Bulger killer back in jail 'due to drugs and violence'
Published 04/03/2010 | 10:42
Jon Venables, one of the killers of the toddler James Bulger, was returned to prison in the UK after developing a serious drug habit and using violence, it has been reported.
Venables is alleged to have had difficulty controlling his temper since his release and was apparently involved in a recent fight before being returned to prison.
The 27-year-old came to the attention of police on two previous occasions: once when he was caught snorting cocaine down an alleyway, and another time when he became involved in a row outside a nightclub, according to a report in the Daily Mirror.
He allegedly began taking cocaine and ecstasy while attending night clubs and music festivals.

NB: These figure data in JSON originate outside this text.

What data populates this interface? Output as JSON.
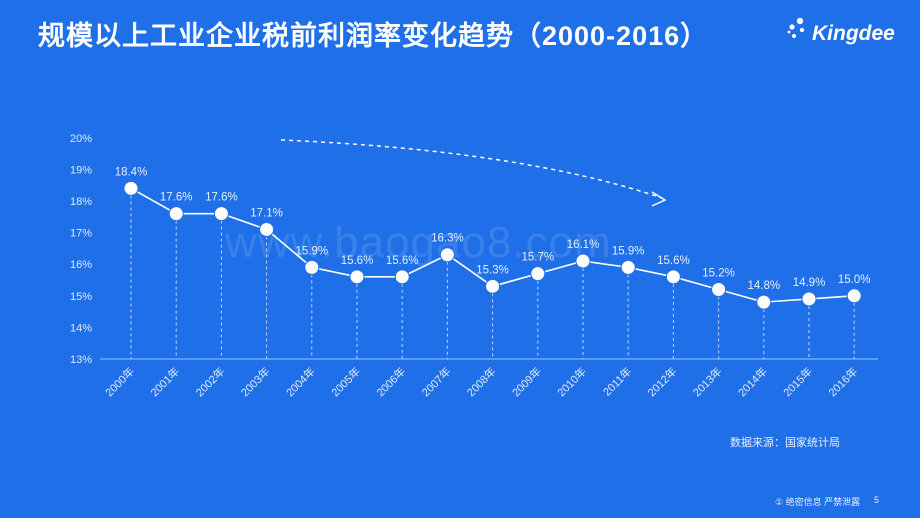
{
  "title": "规模以上工业企业税前利润率变化趋势（2000-2016）",
  "brand": {
    "name": "Kingdee"
  },
  "watermark": "www.baogao8.com",
  "source_note": "数据来源：国家统计局",
  "footer": {
    "confidential": "① 绝密信息 严禁泄露",
    "page": "5"
  },
  "colors": {
    "background": "#1f6fe8",
    "line": "#ffffff",
    "text": "#ffffff"
  },
  "chart_data": {
    "type": "line",
    "categories": [
      "2000年",
      "2001年",
      "2002年",
      "2003年",
      "2004年",
      "2005年",
      "2006年",
      "2007年",
      "2008年",
      "2009年",
      "2010年",
      "2011年",
      "2012年",
      "2013年",
      "2014年",
      "2015年",
      "2016年"
    ],
    "values": [
      18.4,
      17.6,
      17.6,
      17.1,
      15.9,
      15.6,
      15.6,
      16.3,
      15.3,
      15.7,
      16.1,
      15.9,
      15.6,
      15.2,
      14.8,
      14.9,
      15.0
    ],
    "data_labels": [
      "18.4%",
      "17.6%",
      "17.6%",
      "17.1%",
      "15.9%",
      "15.6%",
      "15.6%",
      "16.3%",
      "15.3%",
      "15.7%",
      "16.1%",
      "15.9%",
      "15.6%",
      "15.2%",
      "14.8%",
      "14.9%",
      "15.0%"
    ],
    "yticks": [
      "13%",
      "14%",
      "15%",
      "16%",
      "17%",
      "18%",
      "19%",
      "20%"
    ],
    "ylim": [
      13,
      20
    ],
    "grid": false,
    "trend_arrow": "downward dashed arrow"
  }
}
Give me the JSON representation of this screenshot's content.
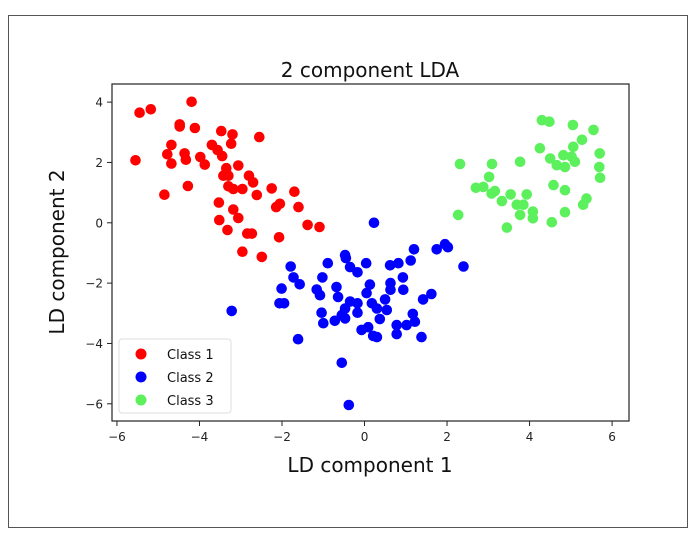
{
  "chart_data": {
    "type": "scatter",
    "title": "2 component LDA",
    "xlabel": "LD component 1",
    "ylabel": "LD component 2",
    "xlim": [
      -6.12,
      6.41
    ],
    "ylim": [
      -6.57,
      4.6
    ],
    "xticks": [
      -6,
      -4,
      -2,
      0,
      2,
      4,
      6
    ],
    "yticks": [
      -6,
      -4,
      -2,
      0,
      2,
      4
    ],
    "xtick_labels": [
      "−6",
      "−4",
      "−2",
      "0",
      "2",
      "4",
      "6"
    ],
    "ytick_labels": [
      "−6",
      "−4",
      "−2",
      "0",
      "2",
      "4"
    ],
    "grid": false,
    "legend_position": "lower-left",
    "series": [
      {
        "name": "Class 1",
        "color": "#ff0000",
        "points": [
          [
            -5.55,
            2.07
          ],
          [
            -5.45,
            3.65
          ],
          [
            -5.18,
            3.76
          ],
          [
            -4.19,
            4.01
          ],
          [
            -4.48,
            3.26
          ],
          [
            -4.48,
            3.19
          ],
          [
            -4.11,
            3.14
          ],
          [
            -4.68,
            2.58
          ],
          [
            -4.78,
            2.27
          ],
          [
            -4.68,
            1.96
          ],
          [
            -4.85,
            0.93
          ],
          [
            -4.28,
            1.22
          ],
          [
            -4.36,
            2.3
          ],
          [
            -4.33,
            2.09
          ],
          [
            -3.98,
            2.18
          ],
          [
            -3.87,
            1.93
          ],
          [
            -3.7,
            2.58
          ],
          [
            -3.56,
            2.41
          ],
          [
            -3.47,
            3.04
          ],
          [
            -3.2,
            2.93
          ],
          [
            -3.23,
            2.62
          ],
          [
            -2.55,
            2.84
          ],
          [
            -3.45,
            2.21
          ],
          [
            -3.42,
            1.56
          ],
          [
            -3.3,
            1.56
          ],
          [
            -3.06,
            1.9
          ],
          [
            -3.18,
            1.12
          ],
          [
            -2.96,
            1.12
          ],
          [
            -2.8,
            1.56
          ],
          [
            -2.7,
            1.34
          ],
          [
            -2.61,
            0.92
          ],
          [
            -2.25,
            1.14
          ],
          [
            -2.14,
            0.52
          ],
          [
            -2.05,
            0.63
          ],
          [
            -1.7,
            1.03
          ],
          [
            -1.6,
            0.52
          ],
          [
            -1.38,
            -0.07
          ],
          [
            -1.09,
            -0.14
          ],
          [
            -3.53,
            0.67
          ],
          [
            -3.52,
            0.09
          ],
          [
            -3.32,
            -0.24
          ],
          [
            -3.18,
            0.44
          ],
          [
            -3.06,
            0.16
          ],
          [
            -2.84,
            -0.36
          ],
          [
            -2.73,
            -0.36
          ],
          [
            -2.96,
            -0.96
          ],
          [
            -2.49,
            -1.13
          ],
          [
            -2.07,
            -0.48
          ],
          [
            -3.35,
            1.81
          ],
          [
            -3.3,
            1.21
          ]
        ]
      },
      {
        "name": "Class 2",
        "color": "#0000ff",
        "points": [
          [
            0.23,
            0.0
          ],
          [
            -0.47,
            -1.07
          ],
          [
            -0.45,
            -1.17
          ],
          [
            -1.79,
            -1.45
          ],
          [
            -0.89,
            -1.34
          ],
          [
            -0.35,
            -1.47
          ],
          [
            -0.17,
            -1.64
          ],
          [
            0.04,
            -1.34
          ],
          [
            0.62,
            -1.41
          ],
          [
            0.82,
            -1.34
          ],
          [
            1.12,
            -1.25
          ],
          [
            1.2,
            -0.88
          ],
          [
            1.75,
            -0.88
          ],
          [
            1.95,
            -0.71
          ],
          [
            2.02,
            -0.81
          ],
          [
            2.4,
            -1.45
          ],
          [
            -1.72,
            -1.81
          ],
          [
            -1.57,
            -2.04
          ],
          [
            -1.02,
            -1.81
          ],
          [
            -2.01,
            -2.18
          ],
          [
            -1.16,
            -2.21
          ],
          [
            -1.08,
            -2.4
          ],
          [
            -0.68,
            -2.13
          ],
          [
            -0.64,
            -2.46
          ],
          [
            0.13,
            -2.05
          ],
          [
            0.05,
            -2.33
          ],
          [
            0.63,
            -2.0
          ],
          [
            0.63,
            -2.22
          ],
          [
            0.93,
            -1.81
          ],
          [
            0.94,
            -2.22
          ],
          [
            -2.06,
            -2.67
          ],
          [
            -1.95,
            -2.67
          ],
          [
            -0.35,
            -2.61
          ],
          [
            -0.17,
            -2.67
          ],
          [
            0.18,
            -2.67
          ],
          [
            0.5,
            -2.54
          ],
          [
            0.54,
            -2.89
          ],
          [
            0.3,
            -2.84
          ],
          [
            -1.04,
            -2.98
          ],
          [
            -0.47,
            -2.84
          ],
          [
            -0.55,
            -3.06
          ],
          [
            -0.17,
            -2.98
          ],
          [
            -1.0,
            -3.33
          ],
          [
            -0.72,
            -3.25
          ],
          [
            -0.47,
            -3.17
          ],
          [
            0.37,
            -3.19
          ],
          [
            1.17,
            -3.02
          ],
          [
            1.42,
            -2.54
          ],
          [
            1.62,
            -2.36
          ],
          [
            0.78,
            -3.39
          ],
          [
            1.02,
            -3.39
          ],
          [
            1.22,
            -3.28
          ],
          [
            -0.07,
            -3.55
          ],
          [
            0.09,
            -3.46
          ],
          [
            0.21,
            -3.75
          ],
          [
            0.78,
            -3.69
          ],
          [
            -1.61,
            -3.86
          ],
          [
            1.38,
            -3.79
          ],
          [
            -3.22,
            -2.92
          ],
          [
            -0.55,
            -4.64
          ],
          [
            -0.38,
            -6.04
          ],
          [
            0.3,
            -3.79
          ]
        ]
      },
      {
        "name": "Class 3",
        "color": "#5cf05c",
        "points": [
          [
            4.3,
            3.4
          ],
          [
            4.48,
            3.35
          ],
          [
            5.05,
            3.24
          ],
          [
            5.55,
            3.08
          ],
          [
            5.27,
            2.75
          ],
          [
            4.25,
            2.47
          ],
          [
            5.7,
            2.3
          ],
          [
            5.06,
            2.52
          ],
          [
            2.315,
            1.95
          ],
          [
            3.09,
            1.95
          ],
          [
            3.77,
            2.02
          ],
          [
            4.5,
            2.13
          ],
          [
            4.82,
            2.24
          ],
          [
            5.02,
            2.19
          ],
          [
            4.66,
            1.91
          ],
          [
            4.86,
            1.85
          ],
          [
            5.1,
            2.02
          ],
          [
            5.69,
            1.85
          ],
          [
            5.71,
            1.49
          ],
          [
            3.02,
            1.52
          ],
          [
            2.7,
            1.16
          ],
          [
            2.88,
            1.19
          ],
          [
            3.16,
            1.05
          ],
          [
            3.08,
            0.97
          ],
          [
            3.54,
            0.94
          ],
          [
            3.93,
            0.94
          ],
          [
            4.58,
            1.25
          ],
          [
            4.86,
            1.08
          ],
          [
            3.33,
            0.72
          ],
          [
            3.69,
            0.6
          ],
          [
            3.85,
            0.6
          ],
          [
            5.38,
            0.8
          ],
          [
            5.3,
            0.6
          ],
          [
            2.27,
            0.26
          ],
          [
            3.77,
            0.26
          ],
          [
            4.08,
            0.37
          ],
          [
            4.08,
            0.15
          ],
          [
            4.86,
            0.35
          ],
          [
            4.54,
            0.02
          ],
          [
            3.45,
            -0.16
          ]
        ]
      }
    ]
  }
}
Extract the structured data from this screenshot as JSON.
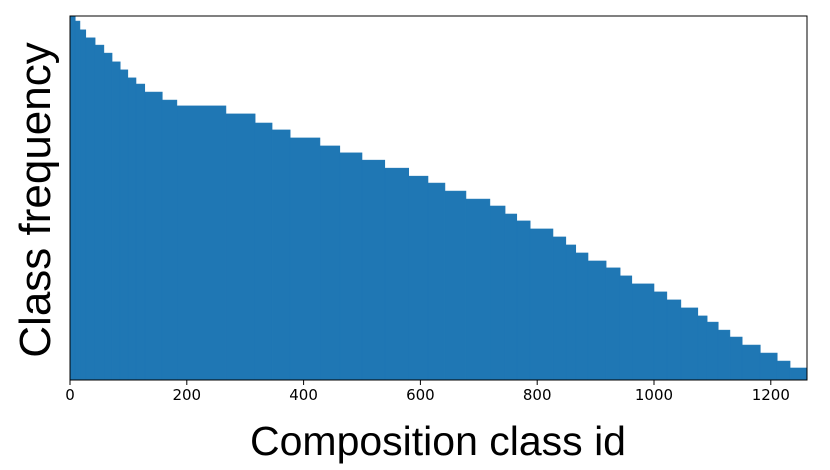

He also had several brushes with the police before being subjected to an “immediate” recall to jail last month.
Venables and Robert Thompson abducted James from New Strand shopping centre in Bootle, Merseyside, in February 1993, when they were both 10.
They bludgeoned the toddler to death on a railway line close to his killers' homes in Walton.
Following a 17-day trial at Preston Crown Court, the pair were ordered to be detained at Her Majesty's pleasure, the normal substitute sentence for life imprisonment when the offender is a juvenile.
They were handed new identities and released from custody in 2001, but Venables is now behind bars once more after breaching the terms of their parole.
Their licence conditions included a ban on contacting each other or the family of their victim, as well as any change of behaviour that could put themselves or the public at risk.
The British Ministry of Justice has refused to comment on the recent disclosures.
Denise Fergus, Bulger’s mother, has said that Venables was now back “where he belongs”.
In a statement on her Twitter page, she wrote: “would like to let everyone know Jon Venables is were he belongs tonight behind bars is this my sons justice”.
Her former husband, Ralph Bulger, James Bulger's father, accused Jack Straw, the British Justice Secretary, of placing Venables's human rights above those of his son's family.
He said: "From day one everything has been done to protect the human rights of Venables. He was given a second chance, unlike my son, but he has blown it and now he deserves for those same human rights to be revoked and for the Government to reveal all.
"My biggest fear now is whether another child has been killled and another family is going through the hell we live with every day."
He added: "Without doubt he is where he belongs but he should never have been let out in the first place."